• dan

Circles for Growing Businesses

Updated: Dec 17, 2018

In May, Circles advisor Verne Harnish invited me to speak at The ScaleUp Summit he hosted with Fortune in Atlanta. At the time, we were in the middle of alpha testing. No logo. No branding. Minimal messaging. We were deep in that rugby ruck I wrote about in February. But I accepted Verne’s invitation as a chance to begin the work on how we explain Circles to this audience.

I used to be this audience. Verne leads a community of mid-size companies trying to grow fast. He founded Entrepreneurs' Organization before moving on to create Gazelles and founding several other businesses. I traveled with my management team to Verne’s events to get inspired by new ideas, and then hole up in a suite and work on our own business. In this case, General Stan McChrystal followed me and Red Hat CEO Jim Whitehurst followed him, all on the theme of new ways to design an organization.

What would resonate with this crowd? Here are a few points I tried. I’d love to hear your reaction. Are they compelling? What are we missing? How can we improve these hooks? If you are a connoisseur of improvisation or bad hair in action, watch the full 5-minute presentation here. Mercifully, Verne threw out my prepared presentation when I arrived. Your company will grow as fast as your people grow. This crowd of leaders believes this. According to Verne’s collaborator Sherry Coutu’s Scale-up report, talent is the #1-factor constraining growth. I think that makes this crowd a good target customer for us.

But most modern training fails. It is a chore with unclear ROI. It can’t keep up in a world where skills change quickly. This is the pain that we’re trying to tap into. It is hard to develop people. Somehow the fast-growing companies have even less time and money for training than established companies. Most managers are insecure about their track record developing people. Does this scene from The Karate Kid make the point about training being a chore?

We need learners. Laszlo Bock said it about Google. I get agreement when I say this. And there’s a lot of bigco stuff about “learning agility.” Is hiring a learner the wish for more wishes? Or is this BS? Does this Star Wars: The Force Awakens scene make the point that you need a Jedi vs. a Stormtrooper?

Try this at home. Circles are everywhere, proliferating. They are a good idea. Most of this crowd has experience with a forum personally - but they don’t have anything similar for their workforce. Circles is sharing everything we learn publically, to encourage and participate in this movement in education in general.

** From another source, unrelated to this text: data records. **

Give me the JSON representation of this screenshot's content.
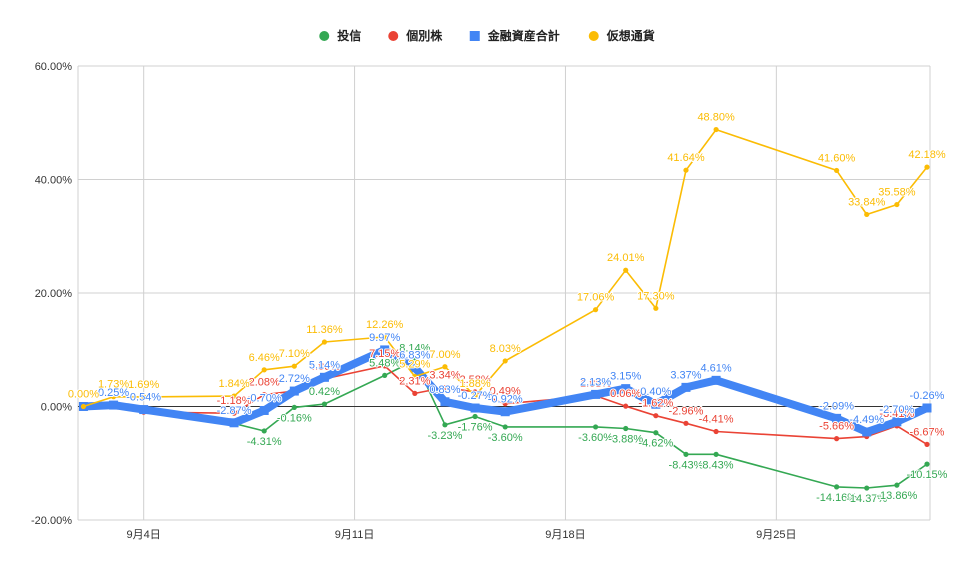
{
  "chart_data": {
    "type": "line",
    "title": "",
    "xlabel": "",
    "ylabel": "",
    "ylim": [
      -20,
      60
    ],
    "x_range": [
      "2023-09-02",
      "2023-09-30"
    ],
    "x_ticks": [
      {
        "date": "2023-09-04",
        "label": "9月4日"
      },
      {
        "date": "2023-09-11",
        "label": "9月11日"
      },
      {
        "date": "2023-09-18",
        "label": "9月18日"
      },
      {
        "date": "2023-09-25",
        "label": "9月25日"
      }
    ],
    "y_ticks": [
      {
        "value": -20,
        "label": "-20.00%"
      },
      {
        "value": 0,
        "label": "0.00%"
      },
      {
        "value": 20,
        "label": "20.00%"
      },
      {
        "value": 40,
        "label": "40.00%"
      },
      {
        "value": 60,
        "label": "60.00%"
      }
    ],
    "grid": true,
    "legend_position": "top",
    "series": [
      {
        "name": "投信",
        "color": "#34a853",
        "marker": "circle",
        "points": [
          {
            "x": "2023-09-02",
            "y": 0.0
          },
          {
            "x": "2023-09-03",
            "y": 0.0
          },
          {
            "x": "2023-09-04",
            "y": -0.5
          },
          {
            "x": "2023-09-07",
            "y": -3.0
          },
          {
            "x": "2023-09-08",
            "y": -4.31,
            "label": "-4.31%"
          },
          {
            "x": "2023-09-09",
            "y": -0.16,
            "label": "-0.16%"
          },
          {
            "x": "2023-09-10",
            "y": 0.42,
            "label": "0.42%"
          },
          {
            "x": "2023-09-12",
            "y": 5.48,
            "label": "5.48%"
          },
          {
            "x": "2023-09-13",
            "y": 8.14,
            "label": "8.14%"
          },
          {
            "x": "2023-09-14",
            "y": -3.23,
            "label": "-3.23%"
          },
          {
            "x": "2023-09-15",
            "y": -1.76,
            "label": "-1.76%"
          },
          {
            "x": "2023-09-16",
            "y": -3.6,
            "label": "-3.60%"
          },
          {
            "x": "2023-09-19",
            "y": -3.6,
            "label": "-3.60%"
          },
          {
            "x": "2023-09-20",
            "y": -3.88,
            "label": "-3.88%"
          },
          {
            "x": "2023-09-21",
            "y": -4.62,
            "label": "-4.62%"
          },
          {
            "x": "2023-09-22",
            "y": -8.43,
            "label": "-8.43%"
          },
          {
            "x": "2023-09-23",
            "y": -8.43,
            "label": "-8.43%"
          },
          {
            "x": "2023-09-27",
            "y": -14.16,
            "label": "-14.16%"
          },
          {
            "x": "2023-09-28",
            "y": -14.37,
            "label": "-14.37%"
          },
          {
            "x": "2023-09-29",
            "y": -13.86,
            "label": "-13.86%"
          },
          {
            "x": "2023-09-30",
            "y": -10.15,
            "label": "-10.15%"
          }
        ]
      },
      {
        "name": "個別株",
        "color": "#ea4335",
        "marker": "circle",
        "points": [
          {
            "x": "2023-09-02",
            "y": 0.0
          },
          {
            "x": "2023-09-03",
            "y": 0.0
          },
          {
            "x": "2023-09-04",
            "y": -1.0
          },
          {
            "x": "2023-09-07",
            "y": -1.18,
            "label": "-1.18%"
          },
          {
            "x": "2023-09-08",
            "y": 2.08,
            "label": "2.08%"
          },
          {
            "x": "2023-09-09",
            "y": 2.72,
            "label": "2.72%"
          },
          {
            "x": "2023-09-10",
            "y": 4.86,
            "label": "4.86%"
          },
          {
            "x": "2023-09-12",
            "y": 7.15,
            "label": "7.15%"
          },
          {
            "x": "2023-09-13",
            "y": 2.31,
            "label": "2.31%"
          },
          {
            "x": "2023-09-14",
            "y": 3.34,
            "label": "3.34%"
          },
          {
            "x": "2023-09-15",
            "y": 2.58,
            "label": "2.58%"
          },
          {
            "x": "2023-09-16",
            "y": 0.49,
            "label": "0.49%"
          },
          {
            "x": "2023-09-19",
            "y": 1.88,
            "label": "1.88%"
          },
          {
            "x": "2023-09-20",
            "y": 0.06,
            "label": "0.06%"
          },
          {
            "x": "2023-09-21",
            "y": -1.62,
            "label": "-1.62%"
          },
          {
            "x": "2023-09-22",
            "y": -2.96,
            "label": "-2.96%"
          },
          {
            "x": "2023-09-23",
            "y": -4.41,
            "label": "-4.41%"
          },
          {
            "x": "2023-09-27",
            "y": -5.66,
            "label": "-5.66%"
          },
          {
            "x": "2023-09-28",
            "y": -5.3
          },
          {
            "x": "2023-09-29",
            "y": -3.41,
            "label": "-3.41%"
          },
          {
            "x": "2023-09-30",
            "y": -6.67,
            "label": "-6.67%"
          }
        ]
      },
      {
        "name": "金融資産合計",
        "color": "#4285f4",
        "marker": "square",
        "points": [
          {
            "x": "2023-09-02",
            "y": 0.0
          },
          {
            "x": "2023-09-03",
            "y": 0.25,
            "label": "0.25%"
          },
          {
            "x": "2023-09-04",
            "y": -0.54,
            "label": "-0.54%"
          },
          {
            "x": "2023-09-07",
            "y": -2.87,
            "label": "-2.87%"
          },
          {
            "x": "2023-09-08",
            "y": -0.7,
            "label": "-0.70%"
          },
          {
            "x": "2023-09-09",
            "y": 2.72,
            "label": "2.72%"
          },
          {
            "x": "2023-09-10",
            "y": 5.14,
            "label": "5.14%"
          },
          {
            "x": "2023-09-12",
            "y": 9.97,
            "label": "9.97%"
          },
          {
            "x": "2023-09-13",
            "y": 6.83,
            "label": "6.83%"
          },
          {
            "x": "2023-09-14",
            "y": 0.83,
            "label": "0.83%"
          },
          {
            "x": "2023-09-15",
            "y": -0.27,
            "label": "-0.27%"
          },
          {
            "x": "2023-09-16",
            "y": -0.92,
            "label": "-0.92%"
          },
          {
            "x": "2023-09-19",
            "y": 2.13,
            "label": "2.13%"
          },
          {
            "x": "2023-09-20",
            "y": 3.15,
            "label": "3.15%"
          },
          {
            "x": "2023-09-21",
            "y": 0.4,
            "label": "0.40%"
          },
          {
            "x": "2023-09-22",
            "y": 3.37,
            "label": "3.37%"
          },
          {
            "x": "2023-09-23",
            "y": 4.61,
            "label": "4.61%"
          },
          {
            "x": "2023-09-27",
            "y": -2.09,
            "label": "-2.09%"
          },
          {
            "x": "2023-09-28",
            "y": -4.49,
            "label": "-4.49%"
          },
          {
            "x": "2023-09-29",
            "y": -2.7,
            "label": "-2.70%"
          },
          {
            "x": "2023-09-30",
            "y": -0.26,
            "label": "-0.26%"
          }
        ]
      },
      {
        "name": "仮想通貨",
        "color": "#fbbc04",
        "marker": "circle",
        "points": [
          {
            "x": "2023-09-02",
            "y": 0.0,
            "label": "0.00%"
          },
          {
            "x": "2023-09-03",
            "y": 1.73,
            "label": "1.73%"
          },
          {
            "x": "2023-09-04",
            "y": 1.69,
            "label": "1.69%"
          },
          {
            "x": "2023-09-07",
            "y": 1.84,
            "label": "1.84%"
          },
          {
            "x": "2023-09-08",
            "y": 6.46,
            "label": "6.46%"
          },
          {
            "x": "2023-09-09",
            "y": 7.1,
            "label": "7.10%"
          },
          {
            "x": "2023-09-10",
            "y": 11.36,
            "label": "11.36%"
          },
          {
            "x": "2023-09-12",
            "y": 12.26,
            "label": "12.26%"
          },
          {
            "x": "2023-09-13",
            "y": 5.29,
            "label": "5.29%"
          },
          {
            "x": "2023-09-14",
            "y": 7.0,
            "label": "7.00%"
          },
          {
            "x": "2023-09-15",
            "y": 1.88,
            "label": "1.88%"
          },
          {
            "x": "2023-09-16",
            "y": 8.03,
            "label": "8.03%"
          },
          {
            "x": "2023-09-19",
            "y": 17.06,
            "label": "17.06%"
          },
          {
            "x": "2023-09-20",
            "y": 24.01,
            "label": "24.01%"
          },
          {
            "x": "2023-09-21",
            "y": 17.3,
            "label": "17.30%"
          },
          {
            "x": "2023-09-22",
            "y": 41.64,
            "label": "41.64%"
          },
          {
            "x": "2023-09-23",
            "y": 48.8,
            "label": "48.80%"
          },
          {
            "x": "2023-09-27",
            "y": 41.6,
            "label": "41.60%"
          },
          {
            "x": "2023-09-28",
            "y": 33.84,
            "label": "33.84%"
          },
          {
            "x": "2023-09-29",
            "y": 35.58,
            "label": "35.58%"
          },
          {
            "x": "2023-09-30",
            "y": 42.18,
            "label": "42.18%"
          }
        ]
      }
    ]
  }
}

We need better tools. But most of the tools we have available - training rooms, trainers, learning management systems, online courses - are teaching or content-driven. We need tools that are learner driven that build learners into better and better self-directed learners. This clip from The Blues Brothers is intended to make the point that the old model doesn’t fit anymore.

We learn better in circles than in rows. We’re building a platform to make circles really easy to put together and foster. This slogan has become a go-to messaging line. What do you think?

At the end, I called for volunteers for our beta. I think I could have done a lot better. I swallowed many points. My ask was not very clear. And we didn’t reinforce the talk with a booth or any kind of follow-on. Sadly, I had to leave the conference immediately after. But, still, thirty-five people responded to the invitation. We’re hoping to kick-off some Scale-up test circles this summer.

Again, we’d love any feedback on this messaging. This is a work-in-progress.